论文标题
机器人自主检测人员:一种多模式的深层对比学习方法,可鲁棒与内部变化
Robots Autonomously Detecting People: A Multimodal Deep Contrastive Learning Method Robust to Intraclass Variations
论文作者
论文摘要
在包括医院,长期护理,商店和机场在内的拥挤和/或混乱的以人为中心的环境中的人的机器人发现,因为人们可能会被其他人或物体遮住,并且由于衣服或姿势的变化而变形。由于照明不佳,还可能会丧失判别视觉特征。在本文中,我们提出了一种新型的多模式检测体系结构,以解决类内变化下的人检测的移动机器人问题。我们使用1)一种独特的预训练方法提出了两阶段的训练方法,我们将其定义为时间不变的多模式对比度学习(TIMCLR),以及2)多模式更快的R-CNN(MFRCNN)检测器。 Timclr通过无监督的学习来学习在群内变化下不变的人的表现。我们的方法是独一无二的,因为它还从多模式图像序列中的自然变化生成图像对,除了合成数据增强外,并将跨模式特征对比以在不同模态之间传递侵袭性。 MFRCNN检测器使用这些预验证的特征用于捕获RGB-D图像的人检测。广泛的实验验证了我们在以人为本的拥挤和混乱环境中的DL体系结构的性能。结果表明,我们的方法优于现有的单峰和多模式的人检测方法,在检测身体闭塞和在不同照明条件下构成变形的人方面的检测准确性。
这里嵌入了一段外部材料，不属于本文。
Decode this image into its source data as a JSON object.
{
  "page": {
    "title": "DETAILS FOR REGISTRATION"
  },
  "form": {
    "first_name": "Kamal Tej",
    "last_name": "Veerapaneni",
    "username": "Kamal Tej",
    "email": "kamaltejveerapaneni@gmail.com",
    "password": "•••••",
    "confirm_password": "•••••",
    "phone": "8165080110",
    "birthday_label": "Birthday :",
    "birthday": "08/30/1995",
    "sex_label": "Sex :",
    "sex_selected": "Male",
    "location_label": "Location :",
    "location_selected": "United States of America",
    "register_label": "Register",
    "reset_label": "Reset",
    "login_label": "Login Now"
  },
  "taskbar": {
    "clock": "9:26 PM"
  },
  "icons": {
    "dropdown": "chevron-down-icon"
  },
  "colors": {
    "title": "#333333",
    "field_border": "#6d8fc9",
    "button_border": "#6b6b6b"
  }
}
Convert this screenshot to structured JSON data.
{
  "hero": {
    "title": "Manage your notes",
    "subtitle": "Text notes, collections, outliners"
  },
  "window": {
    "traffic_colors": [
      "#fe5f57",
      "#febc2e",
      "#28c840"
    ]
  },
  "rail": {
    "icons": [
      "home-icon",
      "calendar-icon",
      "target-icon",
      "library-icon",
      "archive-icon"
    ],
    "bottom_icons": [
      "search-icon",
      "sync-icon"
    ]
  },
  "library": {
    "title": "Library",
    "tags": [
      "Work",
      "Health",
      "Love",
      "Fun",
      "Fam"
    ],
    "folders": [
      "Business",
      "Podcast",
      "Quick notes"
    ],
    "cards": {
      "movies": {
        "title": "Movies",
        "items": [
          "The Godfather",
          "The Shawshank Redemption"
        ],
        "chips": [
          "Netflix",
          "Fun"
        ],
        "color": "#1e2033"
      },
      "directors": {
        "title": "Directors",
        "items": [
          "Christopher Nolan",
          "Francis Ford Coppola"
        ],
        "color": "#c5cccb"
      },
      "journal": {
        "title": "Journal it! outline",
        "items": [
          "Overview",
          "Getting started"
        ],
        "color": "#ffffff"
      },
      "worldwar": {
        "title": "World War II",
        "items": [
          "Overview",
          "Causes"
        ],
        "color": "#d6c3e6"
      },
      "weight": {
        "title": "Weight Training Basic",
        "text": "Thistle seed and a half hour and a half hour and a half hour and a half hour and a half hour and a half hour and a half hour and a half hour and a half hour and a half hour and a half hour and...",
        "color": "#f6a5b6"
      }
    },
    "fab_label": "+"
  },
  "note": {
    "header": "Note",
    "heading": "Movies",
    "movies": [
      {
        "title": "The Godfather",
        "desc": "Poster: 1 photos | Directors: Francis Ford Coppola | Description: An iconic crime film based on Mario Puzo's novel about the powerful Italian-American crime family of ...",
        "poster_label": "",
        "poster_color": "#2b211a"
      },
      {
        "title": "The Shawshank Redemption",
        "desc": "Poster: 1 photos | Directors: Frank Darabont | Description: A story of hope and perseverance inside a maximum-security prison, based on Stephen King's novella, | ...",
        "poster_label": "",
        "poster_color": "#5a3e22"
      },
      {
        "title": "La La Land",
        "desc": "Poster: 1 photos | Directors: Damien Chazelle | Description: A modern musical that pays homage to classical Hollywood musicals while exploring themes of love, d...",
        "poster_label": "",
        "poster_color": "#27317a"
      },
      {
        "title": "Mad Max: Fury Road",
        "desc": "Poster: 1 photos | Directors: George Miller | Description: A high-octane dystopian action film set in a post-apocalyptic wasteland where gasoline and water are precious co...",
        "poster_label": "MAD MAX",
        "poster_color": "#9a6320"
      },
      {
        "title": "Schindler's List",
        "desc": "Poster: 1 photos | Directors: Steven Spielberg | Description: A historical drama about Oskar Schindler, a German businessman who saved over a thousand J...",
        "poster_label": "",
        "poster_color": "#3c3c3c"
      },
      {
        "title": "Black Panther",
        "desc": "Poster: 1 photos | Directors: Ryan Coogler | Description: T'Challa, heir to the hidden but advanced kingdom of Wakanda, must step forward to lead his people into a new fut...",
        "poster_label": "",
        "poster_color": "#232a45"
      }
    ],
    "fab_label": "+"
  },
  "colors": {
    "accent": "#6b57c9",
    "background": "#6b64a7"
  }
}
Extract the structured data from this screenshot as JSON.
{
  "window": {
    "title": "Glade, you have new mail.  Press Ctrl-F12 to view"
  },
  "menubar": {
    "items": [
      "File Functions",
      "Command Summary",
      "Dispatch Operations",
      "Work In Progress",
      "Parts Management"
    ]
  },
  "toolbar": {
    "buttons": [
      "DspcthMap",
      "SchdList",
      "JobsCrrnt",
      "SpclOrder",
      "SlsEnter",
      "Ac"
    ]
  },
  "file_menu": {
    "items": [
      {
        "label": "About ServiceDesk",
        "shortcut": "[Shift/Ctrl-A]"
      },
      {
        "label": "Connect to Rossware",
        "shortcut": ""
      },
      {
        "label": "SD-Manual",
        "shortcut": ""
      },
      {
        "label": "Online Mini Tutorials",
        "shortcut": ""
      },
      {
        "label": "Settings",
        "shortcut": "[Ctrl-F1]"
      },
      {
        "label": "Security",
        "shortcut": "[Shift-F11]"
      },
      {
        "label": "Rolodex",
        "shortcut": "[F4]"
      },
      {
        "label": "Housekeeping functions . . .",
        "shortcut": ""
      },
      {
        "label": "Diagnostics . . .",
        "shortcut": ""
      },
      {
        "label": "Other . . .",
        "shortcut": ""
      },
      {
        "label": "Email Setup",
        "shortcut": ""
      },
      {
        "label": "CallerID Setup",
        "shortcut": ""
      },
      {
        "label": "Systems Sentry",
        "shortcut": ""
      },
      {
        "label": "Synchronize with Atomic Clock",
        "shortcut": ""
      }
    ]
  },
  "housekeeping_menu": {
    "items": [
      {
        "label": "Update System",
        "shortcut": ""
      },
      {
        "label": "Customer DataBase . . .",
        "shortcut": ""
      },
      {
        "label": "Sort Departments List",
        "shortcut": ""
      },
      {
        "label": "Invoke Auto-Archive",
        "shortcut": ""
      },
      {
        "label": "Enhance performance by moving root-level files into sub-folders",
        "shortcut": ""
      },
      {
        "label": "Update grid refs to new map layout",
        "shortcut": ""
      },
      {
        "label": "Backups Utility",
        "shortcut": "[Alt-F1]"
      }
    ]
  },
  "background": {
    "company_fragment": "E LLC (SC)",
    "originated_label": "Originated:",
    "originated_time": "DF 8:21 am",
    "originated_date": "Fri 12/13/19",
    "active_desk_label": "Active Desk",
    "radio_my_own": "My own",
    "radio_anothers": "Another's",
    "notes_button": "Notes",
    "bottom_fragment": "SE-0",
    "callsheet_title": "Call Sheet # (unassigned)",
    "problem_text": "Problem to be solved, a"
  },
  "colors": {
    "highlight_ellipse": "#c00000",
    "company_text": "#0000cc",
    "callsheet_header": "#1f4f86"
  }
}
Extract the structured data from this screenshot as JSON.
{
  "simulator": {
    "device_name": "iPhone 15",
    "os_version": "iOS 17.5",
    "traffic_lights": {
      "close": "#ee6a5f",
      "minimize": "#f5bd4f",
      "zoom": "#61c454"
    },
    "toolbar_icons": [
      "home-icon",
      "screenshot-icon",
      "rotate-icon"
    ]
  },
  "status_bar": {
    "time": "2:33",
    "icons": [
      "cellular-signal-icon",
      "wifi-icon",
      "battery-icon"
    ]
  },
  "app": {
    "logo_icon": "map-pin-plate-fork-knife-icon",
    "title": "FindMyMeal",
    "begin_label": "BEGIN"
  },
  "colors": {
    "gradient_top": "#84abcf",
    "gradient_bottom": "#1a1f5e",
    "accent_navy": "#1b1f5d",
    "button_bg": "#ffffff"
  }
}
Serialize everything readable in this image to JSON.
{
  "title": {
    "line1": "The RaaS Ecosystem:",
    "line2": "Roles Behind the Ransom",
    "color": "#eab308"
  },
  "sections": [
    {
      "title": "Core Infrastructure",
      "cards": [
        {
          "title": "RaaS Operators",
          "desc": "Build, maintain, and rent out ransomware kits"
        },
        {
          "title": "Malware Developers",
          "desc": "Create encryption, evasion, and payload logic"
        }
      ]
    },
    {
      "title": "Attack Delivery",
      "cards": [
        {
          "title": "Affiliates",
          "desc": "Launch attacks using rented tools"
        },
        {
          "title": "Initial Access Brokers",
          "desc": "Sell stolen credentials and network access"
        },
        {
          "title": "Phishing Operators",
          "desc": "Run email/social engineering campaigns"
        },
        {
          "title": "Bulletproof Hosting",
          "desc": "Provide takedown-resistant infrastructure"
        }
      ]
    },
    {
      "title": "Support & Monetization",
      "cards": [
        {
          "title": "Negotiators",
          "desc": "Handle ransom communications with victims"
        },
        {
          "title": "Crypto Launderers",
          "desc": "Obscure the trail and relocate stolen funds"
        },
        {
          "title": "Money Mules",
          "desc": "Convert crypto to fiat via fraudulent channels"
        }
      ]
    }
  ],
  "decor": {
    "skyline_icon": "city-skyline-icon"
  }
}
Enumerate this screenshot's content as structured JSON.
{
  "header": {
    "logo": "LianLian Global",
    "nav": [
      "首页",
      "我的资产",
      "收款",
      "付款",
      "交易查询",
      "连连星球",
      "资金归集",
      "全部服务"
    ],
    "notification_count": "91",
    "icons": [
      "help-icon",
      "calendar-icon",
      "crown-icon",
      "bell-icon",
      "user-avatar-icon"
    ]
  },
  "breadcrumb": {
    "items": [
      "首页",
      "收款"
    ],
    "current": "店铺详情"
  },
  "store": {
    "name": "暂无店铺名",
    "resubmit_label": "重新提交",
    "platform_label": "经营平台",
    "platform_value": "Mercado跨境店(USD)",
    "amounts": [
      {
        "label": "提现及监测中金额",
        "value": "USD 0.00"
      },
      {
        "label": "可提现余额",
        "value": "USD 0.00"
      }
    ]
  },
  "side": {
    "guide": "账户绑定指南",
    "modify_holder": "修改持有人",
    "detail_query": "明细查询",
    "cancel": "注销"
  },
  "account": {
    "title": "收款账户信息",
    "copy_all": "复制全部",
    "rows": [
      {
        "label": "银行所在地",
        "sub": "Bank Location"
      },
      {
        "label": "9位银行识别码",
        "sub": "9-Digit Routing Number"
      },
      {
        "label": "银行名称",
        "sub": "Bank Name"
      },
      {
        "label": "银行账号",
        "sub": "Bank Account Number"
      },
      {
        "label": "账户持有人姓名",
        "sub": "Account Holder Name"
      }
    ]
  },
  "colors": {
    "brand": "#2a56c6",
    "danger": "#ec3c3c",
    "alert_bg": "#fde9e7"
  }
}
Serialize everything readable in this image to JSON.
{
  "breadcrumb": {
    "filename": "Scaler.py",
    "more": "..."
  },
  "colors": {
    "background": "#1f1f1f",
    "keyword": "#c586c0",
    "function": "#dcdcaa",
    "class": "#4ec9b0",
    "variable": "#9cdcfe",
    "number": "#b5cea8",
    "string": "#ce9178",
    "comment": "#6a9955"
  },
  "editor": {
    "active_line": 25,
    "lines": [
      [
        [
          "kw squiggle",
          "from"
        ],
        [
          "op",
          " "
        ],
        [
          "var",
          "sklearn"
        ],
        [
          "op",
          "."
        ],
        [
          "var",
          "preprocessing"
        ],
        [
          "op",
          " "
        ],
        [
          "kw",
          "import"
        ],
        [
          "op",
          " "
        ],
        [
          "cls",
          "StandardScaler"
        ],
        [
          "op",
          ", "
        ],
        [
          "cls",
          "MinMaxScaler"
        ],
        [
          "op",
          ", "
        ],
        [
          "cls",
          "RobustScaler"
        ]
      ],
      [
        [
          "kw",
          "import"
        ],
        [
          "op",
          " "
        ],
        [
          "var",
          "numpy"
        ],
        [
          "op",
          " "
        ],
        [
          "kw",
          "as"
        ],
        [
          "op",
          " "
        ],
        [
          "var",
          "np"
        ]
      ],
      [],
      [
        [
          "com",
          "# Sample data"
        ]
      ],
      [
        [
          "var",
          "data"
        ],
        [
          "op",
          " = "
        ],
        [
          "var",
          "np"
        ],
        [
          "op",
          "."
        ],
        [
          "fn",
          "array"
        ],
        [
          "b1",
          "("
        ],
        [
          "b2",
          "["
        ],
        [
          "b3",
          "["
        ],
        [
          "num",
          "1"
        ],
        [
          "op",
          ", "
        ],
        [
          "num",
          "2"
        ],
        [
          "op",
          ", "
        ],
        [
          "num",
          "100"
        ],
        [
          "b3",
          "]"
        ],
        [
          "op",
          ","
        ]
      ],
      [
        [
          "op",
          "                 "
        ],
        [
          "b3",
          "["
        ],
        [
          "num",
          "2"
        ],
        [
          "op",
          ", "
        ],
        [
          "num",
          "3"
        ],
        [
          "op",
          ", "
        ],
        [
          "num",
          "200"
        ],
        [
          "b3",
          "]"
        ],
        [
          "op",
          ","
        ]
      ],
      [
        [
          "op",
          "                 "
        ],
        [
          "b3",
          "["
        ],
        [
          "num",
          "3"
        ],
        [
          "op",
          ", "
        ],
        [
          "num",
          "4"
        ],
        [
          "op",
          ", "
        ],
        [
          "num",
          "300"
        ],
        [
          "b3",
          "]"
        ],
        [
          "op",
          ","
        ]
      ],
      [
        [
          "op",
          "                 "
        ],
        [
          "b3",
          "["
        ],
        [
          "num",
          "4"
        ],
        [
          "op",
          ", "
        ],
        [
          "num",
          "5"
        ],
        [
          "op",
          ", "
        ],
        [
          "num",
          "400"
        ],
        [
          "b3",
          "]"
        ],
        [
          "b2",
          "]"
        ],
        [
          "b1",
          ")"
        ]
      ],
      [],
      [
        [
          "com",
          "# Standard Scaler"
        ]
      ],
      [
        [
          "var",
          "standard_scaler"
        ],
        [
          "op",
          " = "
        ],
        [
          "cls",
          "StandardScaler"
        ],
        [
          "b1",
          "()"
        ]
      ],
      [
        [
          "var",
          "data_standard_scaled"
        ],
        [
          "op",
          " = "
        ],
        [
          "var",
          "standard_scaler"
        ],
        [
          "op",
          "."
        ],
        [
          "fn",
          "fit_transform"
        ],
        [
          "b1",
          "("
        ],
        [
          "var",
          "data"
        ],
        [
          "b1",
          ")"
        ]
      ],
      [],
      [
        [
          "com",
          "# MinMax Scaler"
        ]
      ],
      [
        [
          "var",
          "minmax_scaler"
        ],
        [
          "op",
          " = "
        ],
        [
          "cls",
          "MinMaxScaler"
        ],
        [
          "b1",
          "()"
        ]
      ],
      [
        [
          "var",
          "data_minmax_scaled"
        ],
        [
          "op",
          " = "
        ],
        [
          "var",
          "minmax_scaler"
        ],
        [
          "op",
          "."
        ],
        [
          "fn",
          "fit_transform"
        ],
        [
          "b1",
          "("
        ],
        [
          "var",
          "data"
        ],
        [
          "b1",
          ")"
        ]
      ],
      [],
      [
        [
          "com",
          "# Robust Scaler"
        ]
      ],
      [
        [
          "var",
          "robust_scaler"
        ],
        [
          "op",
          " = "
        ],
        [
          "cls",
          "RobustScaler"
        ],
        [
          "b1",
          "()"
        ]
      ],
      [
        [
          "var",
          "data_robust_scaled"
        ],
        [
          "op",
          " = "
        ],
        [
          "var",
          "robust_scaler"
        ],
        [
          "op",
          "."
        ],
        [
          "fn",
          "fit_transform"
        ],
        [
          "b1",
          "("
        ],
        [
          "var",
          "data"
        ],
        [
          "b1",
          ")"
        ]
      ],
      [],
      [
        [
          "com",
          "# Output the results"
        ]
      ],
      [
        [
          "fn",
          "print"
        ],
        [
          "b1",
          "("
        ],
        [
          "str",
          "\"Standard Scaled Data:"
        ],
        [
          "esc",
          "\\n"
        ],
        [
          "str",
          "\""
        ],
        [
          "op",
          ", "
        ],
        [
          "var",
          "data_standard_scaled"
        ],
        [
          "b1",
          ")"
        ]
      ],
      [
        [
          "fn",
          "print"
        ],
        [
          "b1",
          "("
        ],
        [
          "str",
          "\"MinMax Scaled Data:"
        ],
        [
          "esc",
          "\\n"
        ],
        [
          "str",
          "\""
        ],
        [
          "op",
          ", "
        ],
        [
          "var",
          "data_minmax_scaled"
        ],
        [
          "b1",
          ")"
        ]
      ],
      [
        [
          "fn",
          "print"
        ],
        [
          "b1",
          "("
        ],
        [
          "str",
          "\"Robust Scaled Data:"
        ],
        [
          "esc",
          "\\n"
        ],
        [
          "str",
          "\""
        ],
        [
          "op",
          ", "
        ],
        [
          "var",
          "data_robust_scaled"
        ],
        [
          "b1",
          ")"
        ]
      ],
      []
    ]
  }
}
Robotic detection of people in crowded and/or cluttered human-centered environments including hospitals, long-term care, stores and airports is challenging as people can become occluded by other people or objects, and deform due to variations in clothing or pose. There can also be loss of discriminative visual features due to poor lighting. In this paper, we present a novel multimodal person detection architecture to address the mobile robot problem of person detection under intraclass variations. We present a two-stage training approach using 1) a unique pretraining method we define as Temporal Invariant Multimodal Contrastive Learning (TimCLR), and 2) a Multimodal Faster R-CNN (MFRCNN) detector. TimCLR learns person representations that are invariant under intraclass variations through unsupervised learning. Our approach is unique in that it generates image pairs from natural variations within multimodal image sequences, in addition to synthetic data augmentation, and contrasts crossmodal features to transfer invariances between different modalities. These pretrained features are used by the MFRCNN detector for finetuning and person detection from RGB-D images. Extensive experiments validate the performance of our DL architecture in both human-centered crowded and cluttered environments. Results show that our method outperforms existing unimodal and multimodal person detection approaches in terms of detection accuracy in detecting people with body occlusions and pose deformations in different lighting conditions.